2. Bottle Rocket (Wes Anderson – 1996)
In addition to being Wes Anderson’s feature-length directorial debut, Bottle Rocket was also the debut feature for brothers Owen and Luke Wilson, who co-starred with James Caan and Robert Musgrave. It was in this film that we were introduced to the weird eccentricities of Wes Anderson, and also the first of his many collaborations with the Wilson brothers.
Although it was a blip on the commercial radar, Bottle Rocket was subjected to huge praise, being described as “Reservoir Dogs meets Breathless with a West Texas sensibility.” Director Martin Scorsese later named Bottle Rocket one of his top-ten favourite movies of the 1990s.

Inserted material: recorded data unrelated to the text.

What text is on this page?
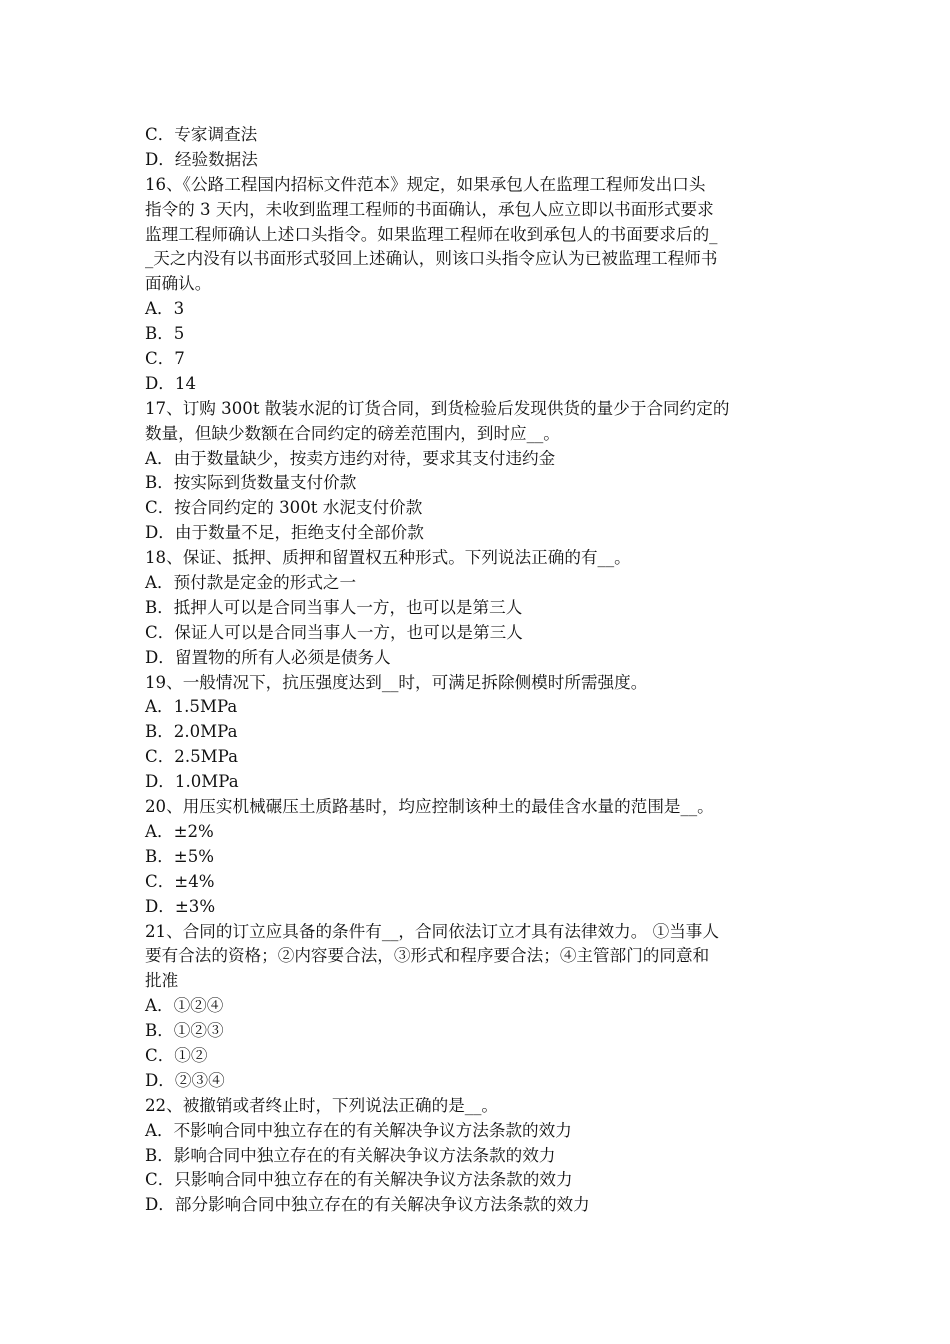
C．专家调查法
D．经验数据法
16、《公路工程国内招标文件范本》规定，如果承包人在监理工程师发出口头
指令的 3 天内，未收到监理工程师的书面确认，承包人应立即以书面形式要求
监理工程师确认上述口头指令。如果监理工程师在收到承包人的书面要求后的_
_天之内没有以书面形式驳回上述确认，则该口头指令应认为已被监理工程师书
面确认。
A．3
B．5
C．7
D．14
17、订购 300t 散装水泥的订货合同，到货检验后发现供货的量少于合同约定的
数量，但缺少数额在合同约定的磅差范围内，到时应__。
A．由于数量缺少，按卖方违约对待，要求其支付违约金
B．按实际到货数量支付价款
C．按合同约定的 300t 水泥支付价款
D．由于数量不足，拒绝支付全部价款
18、保证、抵押、质押和留置权五种形式。下列说法正确的有__。
A．预付款是定金的形式之一
B．抵押人可以是合同当事人一方，也可以是第三人
C．保证人可以是合同当事人一方，也可以是第三人
D．留置物的所有人必须是债务人
19、一般情况下，抗压强度达到__时，可满足拆除侧模时所需强度。
A．1.5MPa
B．2.0MPa
C．2.5MPa
D．1.0MPa
20、用压实机械碾压土质路基时，均应控制该种土的最佳含水量的范围是__。
A．±2%
B．±5%
C．±4%
D．±3%
21、合同的订立应具备的条件有__，合同依法订立才具有法律效力。 ①当事人
要有合法的资格；②内容要合法，③形式和程序要合法；④主管部门的同意和
批准
A．①②④
B．①②③
C．①②
D．②③④
22、被撤销或者终止时，下列说法正确的是__。
A．不影响合同中独立存在的有关解决争议方法条款的效力
B．影响合同中独立存在的有关解决争议方法条款的效力
C．只影响合同中独立存在的有关解决争议方法条款的效力
D．部分影响合同中独立存在的有关解决争议方法条款的效力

Wilson’s Dignan was practically a mythical figure, a rogue cowboy in a yellow jumpsuit with no real past or future. His relentless optimism served as an antidote for the disaffected Gen-X ennui of Luke Wilson’s Anthony Adams, the character the film’s target audience was meant to relate to. To much irony, however, when the film failed to achieve financial success, Wilson considered quitting movies and joining the Marines.

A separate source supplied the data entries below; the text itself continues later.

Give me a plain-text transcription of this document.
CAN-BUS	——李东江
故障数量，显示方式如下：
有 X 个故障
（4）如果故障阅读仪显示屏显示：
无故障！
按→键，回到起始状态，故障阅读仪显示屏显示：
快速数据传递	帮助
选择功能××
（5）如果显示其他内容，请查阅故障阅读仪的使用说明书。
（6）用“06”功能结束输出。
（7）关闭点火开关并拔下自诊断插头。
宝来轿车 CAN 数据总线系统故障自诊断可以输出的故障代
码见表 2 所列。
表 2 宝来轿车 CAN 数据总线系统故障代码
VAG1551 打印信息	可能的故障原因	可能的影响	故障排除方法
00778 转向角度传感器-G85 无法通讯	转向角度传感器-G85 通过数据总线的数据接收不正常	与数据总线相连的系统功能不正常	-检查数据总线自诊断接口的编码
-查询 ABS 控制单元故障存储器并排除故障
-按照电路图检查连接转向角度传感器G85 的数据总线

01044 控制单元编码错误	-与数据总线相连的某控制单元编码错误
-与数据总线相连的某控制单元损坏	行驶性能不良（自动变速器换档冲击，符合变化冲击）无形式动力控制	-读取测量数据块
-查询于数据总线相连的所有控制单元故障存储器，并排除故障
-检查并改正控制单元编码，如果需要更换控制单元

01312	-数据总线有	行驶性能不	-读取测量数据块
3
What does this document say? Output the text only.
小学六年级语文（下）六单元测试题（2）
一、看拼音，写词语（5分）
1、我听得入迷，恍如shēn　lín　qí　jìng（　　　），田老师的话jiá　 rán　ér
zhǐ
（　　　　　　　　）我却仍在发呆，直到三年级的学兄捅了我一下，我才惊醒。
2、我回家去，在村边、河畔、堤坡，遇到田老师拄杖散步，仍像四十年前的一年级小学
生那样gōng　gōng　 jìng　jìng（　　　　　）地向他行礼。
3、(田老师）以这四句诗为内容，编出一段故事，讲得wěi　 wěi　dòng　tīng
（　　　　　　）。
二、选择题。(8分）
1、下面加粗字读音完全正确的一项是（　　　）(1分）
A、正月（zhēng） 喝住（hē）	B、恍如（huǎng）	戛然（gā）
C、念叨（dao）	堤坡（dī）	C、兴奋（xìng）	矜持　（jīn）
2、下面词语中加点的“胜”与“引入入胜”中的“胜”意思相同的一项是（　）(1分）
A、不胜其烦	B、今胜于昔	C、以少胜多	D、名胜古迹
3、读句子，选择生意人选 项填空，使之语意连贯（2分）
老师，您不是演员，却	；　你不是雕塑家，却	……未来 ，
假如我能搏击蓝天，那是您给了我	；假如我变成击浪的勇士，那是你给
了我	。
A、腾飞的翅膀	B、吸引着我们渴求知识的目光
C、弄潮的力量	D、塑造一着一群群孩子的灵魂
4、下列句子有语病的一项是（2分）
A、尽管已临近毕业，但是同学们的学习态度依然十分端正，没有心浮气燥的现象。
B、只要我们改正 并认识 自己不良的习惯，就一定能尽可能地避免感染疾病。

1. Midnight in Paris (Woody Allen – 2011)
Owen Wilson gave us his finest performance in Woody Allen’s dreamy masterpiece Midnight in Paris as Gil Pender, a screenwriter, who is forced to confront the shortcomings of his relationship with his materialistic fiancée and their divergent goals, which become increasingly exaggerated as he travels back in time each night at midnight. As he roams, seemingly losing himself around the exotic and nocturnal Paris of the golden age, we too find ourselves to be amongst the glut of shining personas, noticing beauty and finding inner satisfaction through the eyes of Gil.

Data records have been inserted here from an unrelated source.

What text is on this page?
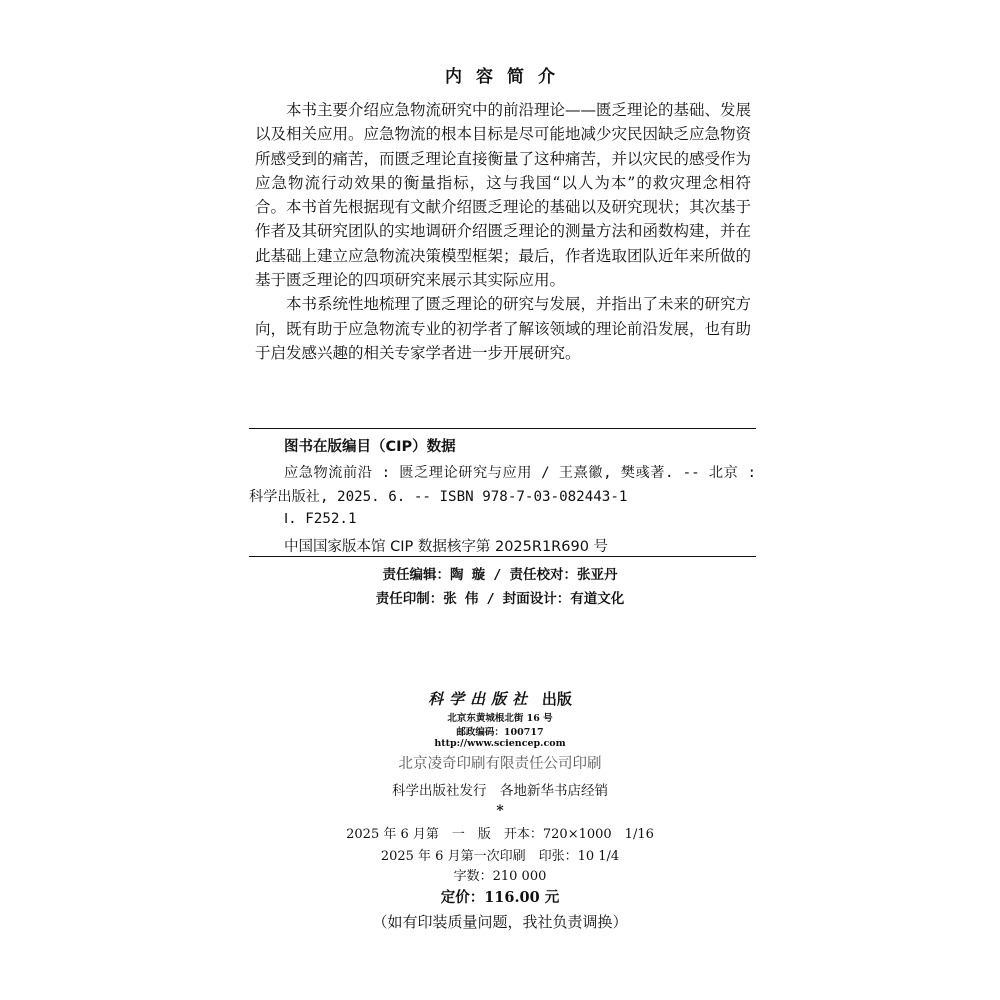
内容简介

本书主要介绍应急物流研究中的前沿理论——匮乏理论的基础、发展以及相关应用。应急物流的根本目标是尽可能地减少灾民因缺乏应急物资所感受到的痛苦，而匮乏理论直接衡量了这种痛苦，并以灾民的感受作为应急物流行动效果的衡量指标，这与我国“以人为本”的救灾理念相符合。本书首先根据现有文献介绍匮乏理论的基础以及研究现状；其次基于作者及其研究团队的实地调研介绍匮乏理论的测量方法和函数构建，并在此基础上建立应急物流决策模型框架；最后，作者选取团队近年来所做的基于匮乏理论的四项研究来展示其实际应用。

本书系统性地梳理了匮乏理论的研究与发展，并指出了未来的研究方向，既有助于应急物流专业的初学者了解该领域的理论前沿发展，也有助于启发感兴趣的相关专家学者进一步开展研究。

图书在版编目（CIP）数据
应急物流前沿 : 匮乏理论研究与应用 / 王熹徽, 樊彧著. -- 北京 : 科学出版社, 2025. 6. -- ISBN 978-7-03-082443-1
Ⅰ. F252.1
中国国家版本馆 CIP 数据核字第 2025R1R690 号
责任编辑：陶 璇 / 责任校对：张亚丹
责任印制：张 伟 / 封面设计：有道文化
科学出版社 出版
北京东黄城根北街 16 号
邮政编码：100717
http://www.sciencep.com
北京凌奇印刷有限责任公司印刷
科学出版社发行　各地新华书店经销
*
2025 年 6 月第　一　版　开本：720×1000　1/16
2025 年 6 月第一次印刷　印张：10 1/4
字数：210 000
定价：116.00 元
（如有印装质量问题，我社负责调换）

Exploring themes of nostalgia and modernism, the film opened to critical acclaim and is considered one of Allen’s best films in recent years. In 2012, it won the Oscar for Best Original Screenplay and the Golden Globe Award for Best Screenplay. It was nominated for three other Academy Awards: Best Picture, Best Director and Best Art Direction.
In his production notes about the film, Woody Allen explained why he cast Wilson as Gil: “Owen is a natural actor. He doesn’t sound like he’s acting, he sounds like a human being speaking in a situation, and that’s very appealing to me. He’s got a wonderful funny bone, a wonderful comic instinct that’s quite unlike my own, but wonderful of its kind. He’s a blond Texan kind of Everyman’s hero, the kind of hero of the regiment in the old war pictures, with a great flair for being amusing. It’s a rare combination and I thought he’d be great.”